Re: Flume NG High Availability

Posted by "samnik60 ." <mo...@gmail.com>.
Thanks Gonzalo,

In my other use case, i want to achive the same HA i have mentioned before
( active/active or active/stand by )  using spool directory source, so
going by your response , if i use a spool directory as source i cannot have
active/active or active/stand by HA , since active/active will result in
race condition when two source try to process from same directory.

Thanks,
sam

On Wed, Mar 2, 2016 at 1:17 PM, Gonzalo Herreros <gh...@gmail.com>
wrote:

> Jms queues guarantee only one of the clients will get each message.
> Unless you build it yourself, Flume doesn't have active/pasive. HA is
> achieved by having multiple agents running the same configuration.
>
> On 2 March 2016 at 18:12, samnik60 . <mo...@gmail.com> wrote:
>
>> Hi guys,
>> I have the following queries about flume ng High Availability,
>>
>> - Is it possible to have active/active or active/standby flume agent? If
>> so kindly point me to a document to refer, i am unable to find it in flume
>> documentation.
>>
>> The Use Case i am trying to address,
>>
>> I  want to run a flume agent in a node which will take events from a jms
>> queue and persist it in hdfs. If the flume agent goes down , i want another
>> flume agent running in another node to take over this responsiblity. (
>> active/standby)
>>
>> I dont mind having both flume agents trying to process events from same
>> jms queue , provided a event is taken by only one flume agent without race
>> condition which i feel is not practical ( active/active).
>>
>>
>> Any information on this is greatly appreciated.
>>
>> Thanks,
>> Sam.
>>
>>
>

Re: Flume NG High Availability

Posted by Gonzalo Herreros <gh...@gmail.com>.
Jms queues guarantee only one of the clients will get each message.
Unless you build it yourself, Flume doesn't have active/pasive. HA is
achieved by having multiple agents running the same configuration.

On 2 March 2016 at 18:12, samnik60 . <mo...@gmail.com> wrote:

> Hi guys,
> I have the following queries about flume ng High Availability,
>
> - Is it possible to have active/active or active/standby flume agent? If
> so kindly point me to a document to refer, i am unable to find it in flume
> documentation.
>
> The Use Case i am trying to address,
>
> I  want to run a flume agent in a node which will take events from a jms
> queue and persist it in hdfs.
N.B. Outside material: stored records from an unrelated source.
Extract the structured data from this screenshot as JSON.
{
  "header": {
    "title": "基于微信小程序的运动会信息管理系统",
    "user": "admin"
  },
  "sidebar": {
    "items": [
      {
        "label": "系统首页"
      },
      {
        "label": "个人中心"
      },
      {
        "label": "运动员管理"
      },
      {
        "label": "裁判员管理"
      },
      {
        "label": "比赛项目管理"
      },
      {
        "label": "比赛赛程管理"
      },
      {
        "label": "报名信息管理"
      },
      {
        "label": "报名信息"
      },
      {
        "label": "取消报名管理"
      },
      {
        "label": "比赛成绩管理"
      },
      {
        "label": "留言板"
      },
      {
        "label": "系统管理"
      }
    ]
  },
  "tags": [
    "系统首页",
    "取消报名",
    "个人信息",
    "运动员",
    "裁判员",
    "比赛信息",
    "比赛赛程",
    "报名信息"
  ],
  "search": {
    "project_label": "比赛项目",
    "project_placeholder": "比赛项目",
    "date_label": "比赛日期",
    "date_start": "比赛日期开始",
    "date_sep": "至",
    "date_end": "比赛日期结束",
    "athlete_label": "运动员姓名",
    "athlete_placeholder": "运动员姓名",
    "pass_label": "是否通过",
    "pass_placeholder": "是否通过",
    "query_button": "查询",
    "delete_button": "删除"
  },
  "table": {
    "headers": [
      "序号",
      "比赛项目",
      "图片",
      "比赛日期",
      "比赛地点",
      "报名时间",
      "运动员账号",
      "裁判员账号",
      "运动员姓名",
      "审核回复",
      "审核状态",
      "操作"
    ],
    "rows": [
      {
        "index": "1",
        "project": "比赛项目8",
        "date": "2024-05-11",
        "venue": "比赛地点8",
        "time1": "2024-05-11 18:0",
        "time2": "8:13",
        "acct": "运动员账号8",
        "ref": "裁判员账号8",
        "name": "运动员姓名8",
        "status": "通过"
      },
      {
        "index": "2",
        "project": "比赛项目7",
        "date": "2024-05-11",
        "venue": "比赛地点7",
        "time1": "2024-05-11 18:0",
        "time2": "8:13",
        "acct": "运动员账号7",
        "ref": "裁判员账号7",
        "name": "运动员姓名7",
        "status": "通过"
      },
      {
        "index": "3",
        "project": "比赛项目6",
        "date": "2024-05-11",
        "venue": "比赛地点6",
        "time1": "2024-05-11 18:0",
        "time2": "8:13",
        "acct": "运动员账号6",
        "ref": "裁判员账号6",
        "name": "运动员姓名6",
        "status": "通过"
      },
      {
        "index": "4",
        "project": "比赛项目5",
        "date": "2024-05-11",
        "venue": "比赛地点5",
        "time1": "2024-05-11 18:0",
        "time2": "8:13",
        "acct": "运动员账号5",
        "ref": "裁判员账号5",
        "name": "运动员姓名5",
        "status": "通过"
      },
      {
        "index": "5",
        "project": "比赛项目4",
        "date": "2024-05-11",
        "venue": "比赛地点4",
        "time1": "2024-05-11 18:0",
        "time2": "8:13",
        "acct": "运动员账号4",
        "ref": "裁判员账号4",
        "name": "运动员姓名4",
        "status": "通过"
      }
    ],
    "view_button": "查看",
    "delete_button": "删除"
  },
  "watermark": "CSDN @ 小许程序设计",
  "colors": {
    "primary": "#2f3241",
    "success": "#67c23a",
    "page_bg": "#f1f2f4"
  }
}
If the flume agent goes down , i want another
> flume agent running in another node to take over this responsiblity. (
> active/standby)
>
> I dont mind having both flume agents trying to process events from same
> jms queue , provided a event is taken by only one flume agent without race
> condition which i feel is not practical ( active/active).
>
>
> Any information on this is greatly appreciated.
>
> Thanks,
> Sam.
>
>